An international alternative to crème brûlée, this rich, traditional dessert is infused with vanilla and cinnamon to enhance a new, sweet tang. You can make this with real cream, nuts, and condensed milk in a caramel-based dessert for other occasions.
- 1 liter milk, regular or low-fat/skimmed only
- 8 eggs
- 10 spoonfuls sugar, brown or white only
- 2 packets vanilla (or a couple of splashes or dashes) or 2 teaspoons vanilla extract
- a pinch of cinnamon
- a spoonful of shredded lemon peel
- Mix the eggs and the milk well.
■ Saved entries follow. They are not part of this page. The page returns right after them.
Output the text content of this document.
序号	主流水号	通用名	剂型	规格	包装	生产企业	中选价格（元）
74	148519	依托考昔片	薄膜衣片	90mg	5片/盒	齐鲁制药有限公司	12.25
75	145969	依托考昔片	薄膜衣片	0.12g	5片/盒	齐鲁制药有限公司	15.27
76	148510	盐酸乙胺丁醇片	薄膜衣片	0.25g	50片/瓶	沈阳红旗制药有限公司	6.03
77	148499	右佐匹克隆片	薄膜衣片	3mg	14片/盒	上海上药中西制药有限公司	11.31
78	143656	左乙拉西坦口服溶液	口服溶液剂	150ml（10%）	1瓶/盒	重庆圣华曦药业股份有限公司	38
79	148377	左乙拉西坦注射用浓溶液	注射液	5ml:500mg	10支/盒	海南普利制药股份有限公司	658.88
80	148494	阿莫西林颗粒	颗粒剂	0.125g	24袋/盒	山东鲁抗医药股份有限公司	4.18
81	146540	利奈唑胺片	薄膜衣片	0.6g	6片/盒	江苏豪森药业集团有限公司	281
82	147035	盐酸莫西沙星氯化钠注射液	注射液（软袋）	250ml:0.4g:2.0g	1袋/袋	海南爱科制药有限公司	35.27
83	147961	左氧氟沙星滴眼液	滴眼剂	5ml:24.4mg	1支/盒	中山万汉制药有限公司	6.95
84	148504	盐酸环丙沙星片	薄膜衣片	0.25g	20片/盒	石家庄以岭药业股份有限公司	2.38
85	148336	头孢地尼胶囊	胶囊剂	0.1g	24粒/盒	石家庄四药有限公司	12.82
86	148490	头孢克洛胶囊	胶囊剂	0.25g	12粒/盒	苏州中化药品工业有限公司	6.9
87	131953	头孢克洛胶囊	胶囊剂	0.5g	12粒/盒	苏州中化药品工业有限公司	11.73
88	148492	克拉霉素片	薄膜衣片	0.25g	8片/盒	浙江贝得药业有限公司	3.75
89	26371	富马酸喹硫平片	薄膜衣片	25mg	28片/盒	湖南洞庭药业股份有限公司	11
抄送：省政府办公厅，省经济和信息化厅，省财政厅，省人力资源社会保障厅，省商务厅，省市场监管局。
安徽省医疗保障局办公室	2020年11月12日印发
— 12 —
Stir more than half of the sugar in and add the vanilla, cinnamon and lemon peel.
- Try the mixture and if you find it bland enough, add more sugar to taste. Melt the rest of the sugar in a non-stick pan, stirring occasionally so it does not burn.
- Pour the sugar in the 8-12 small pots (cup-size) and rotate each to cover the bottom.
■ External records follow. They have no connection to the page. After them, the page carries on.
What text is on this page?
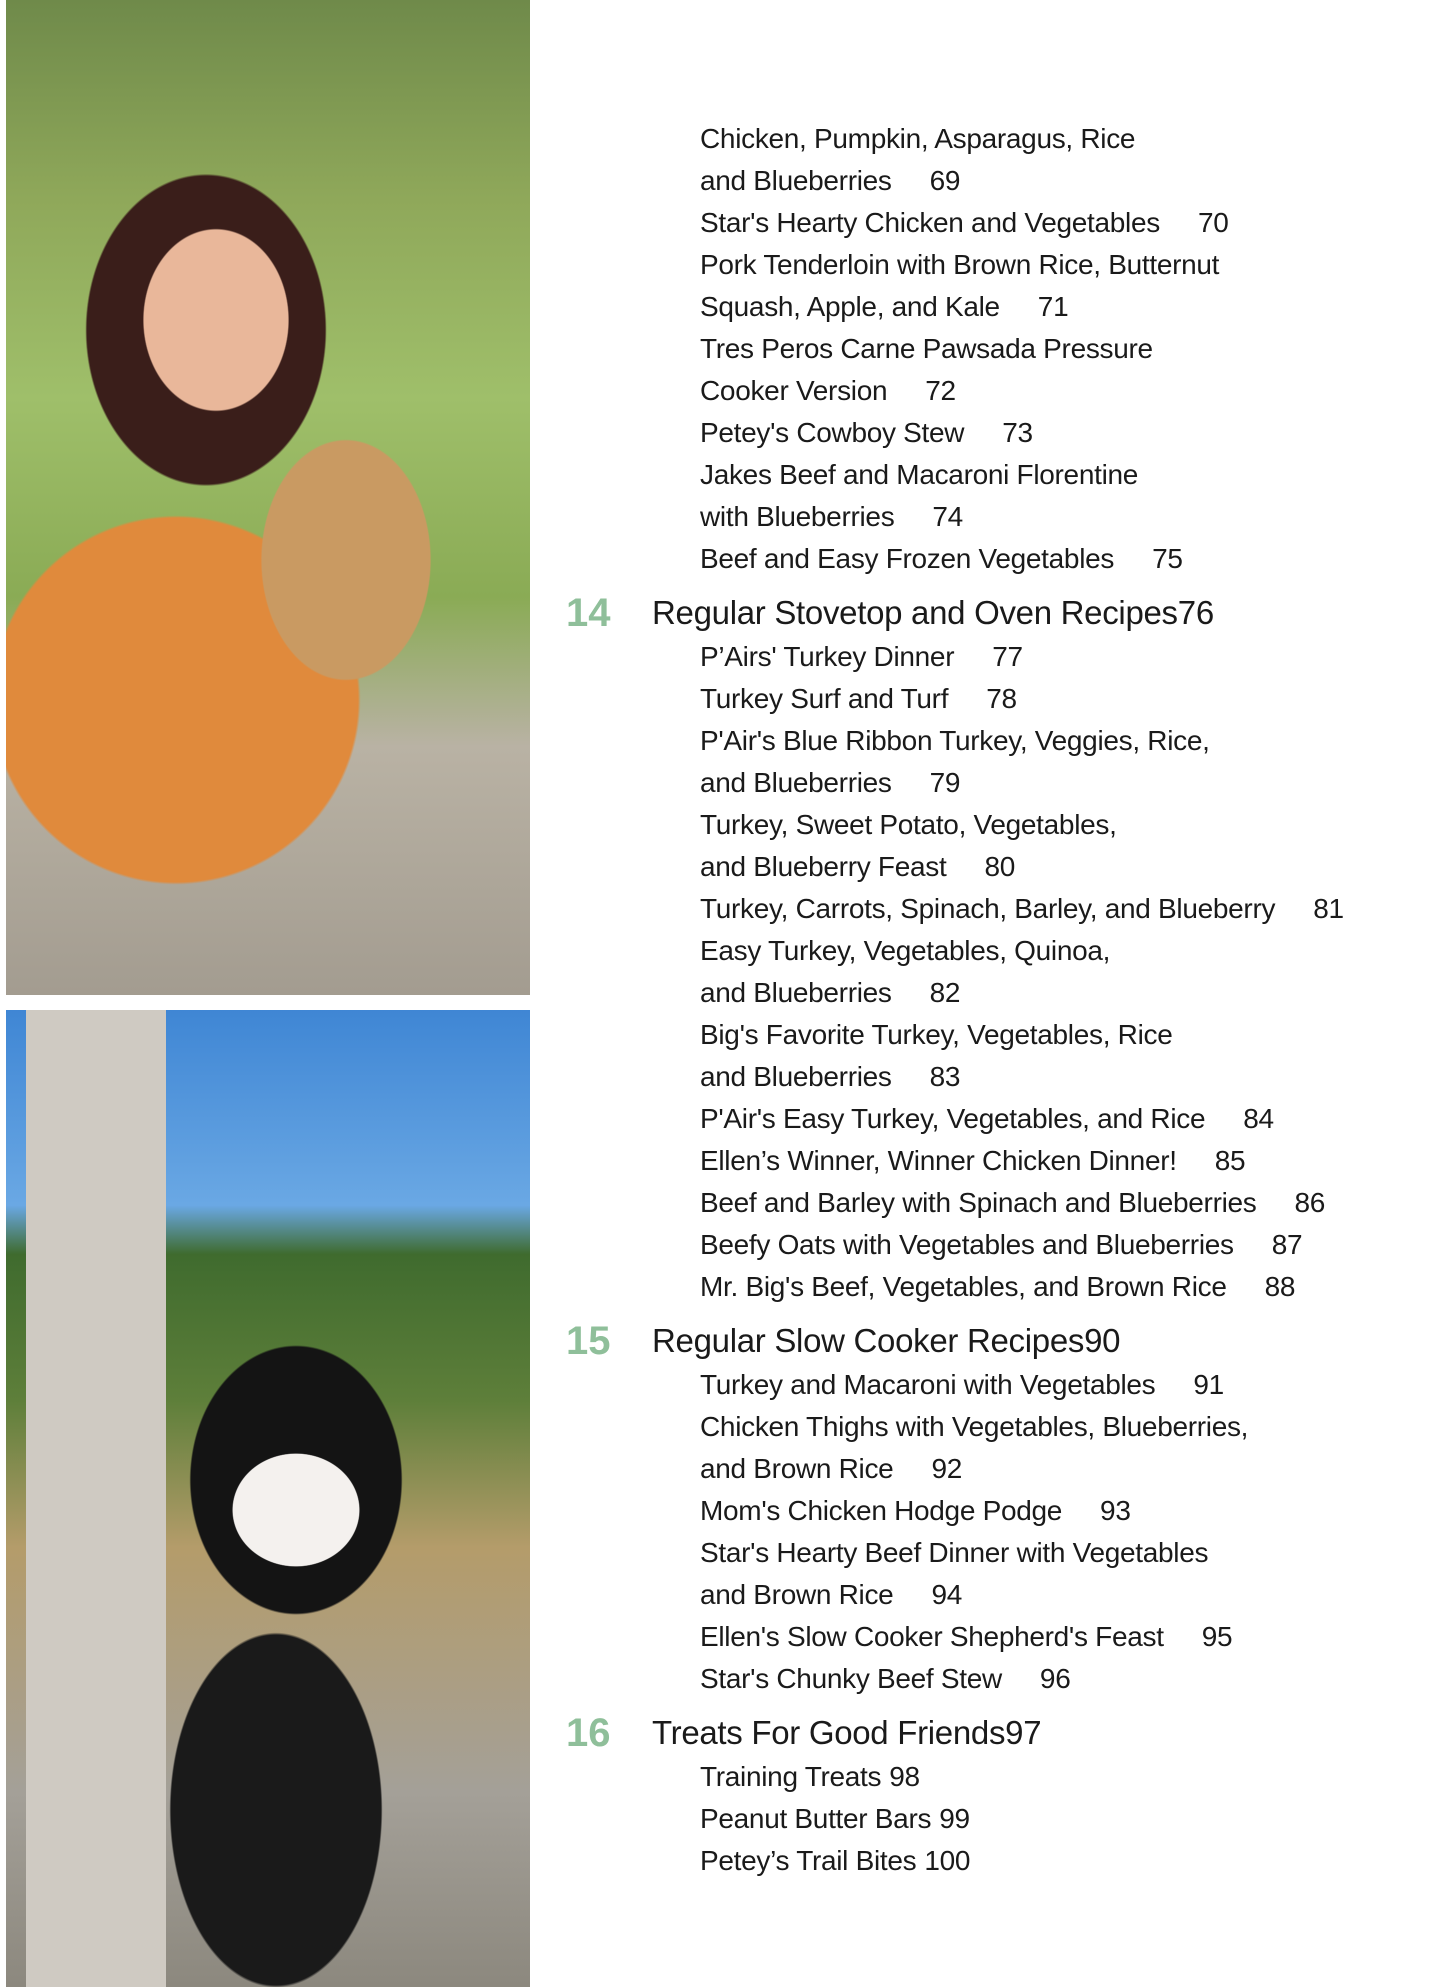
Chicken, Pumpkin, Asparagus, Rice
and Blueberries 69
Star's Hearty Chicken and Vegetables 70
Pork Tenderloin with Brown Rice, Butternut
Squash, Apple, and Kale 71
Tres Peros Carne Pawsada Pressure
Cooker Version 72
Petey's Cowboy Stew 73
Jakes Beef and Macaroni Florentine
with Blueberries 74
Beef and Easy Frozen Vegetables 75
14 Regular Stovetop and Oven Recipes76
P’Airs' Turkey Dinner 77
Turkey Surf and Turf 78
P'Air's Blue Ribbon Turkey, Veggies, Rice,
and Blueberries 79
Turkey, Sweet Potato, Vegetables,
and Blueberry Feast 80
Turkey, Carrots, Spinach, Barley, and Blueberry 81
Easy Turkey, Vegetables, Quinoa,
and Blueberries 82
Big's Favorite Turkey, Vegetables, Rice
and Blueberries 83
P'Air's Easy Turkey, Vegetables, and Rice 84
Ellen’s Winner, Winner Chicken Dinner! 85
Beef and Barley with Spinach and Blueberries 86
Beefy Oats with Vegetables and Blueberries 87
Mr. Big's Beef, Vegetables, and Brown Rice 88
15 Regular Slow Cooker Recipes90
Turkey and Macaroni with Vegetables 91
Chicken Thighs with Vegetables, Blueberries,
and Brown Rice 92
Mom's Chicken Hodge Podge 93
Star's Hearty Beef Dinner with Vegetables
and Brown Rice 94
Ellen's Slow Cooker Shepherd's Feast 95
Star's Chunky Beef Stew 96
16 Treats For Good Friends97
Training Treats 98
Peanut Butter Bars 99
Petey’s Trail Bites 100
- Pour on the egg and milk mixture. Place the small pots/cups in a pan with 2-3 cups water in the pan, and bake in an oven at 100-150 °C.
- About thirty minutes later, check to see whether the creme is runny and bake a bit more until a golden crust is formed.
- Cool the creme, loosen the sides with a spoon, and turn it over on a plate. Serve with a swirl of whipped cream on top.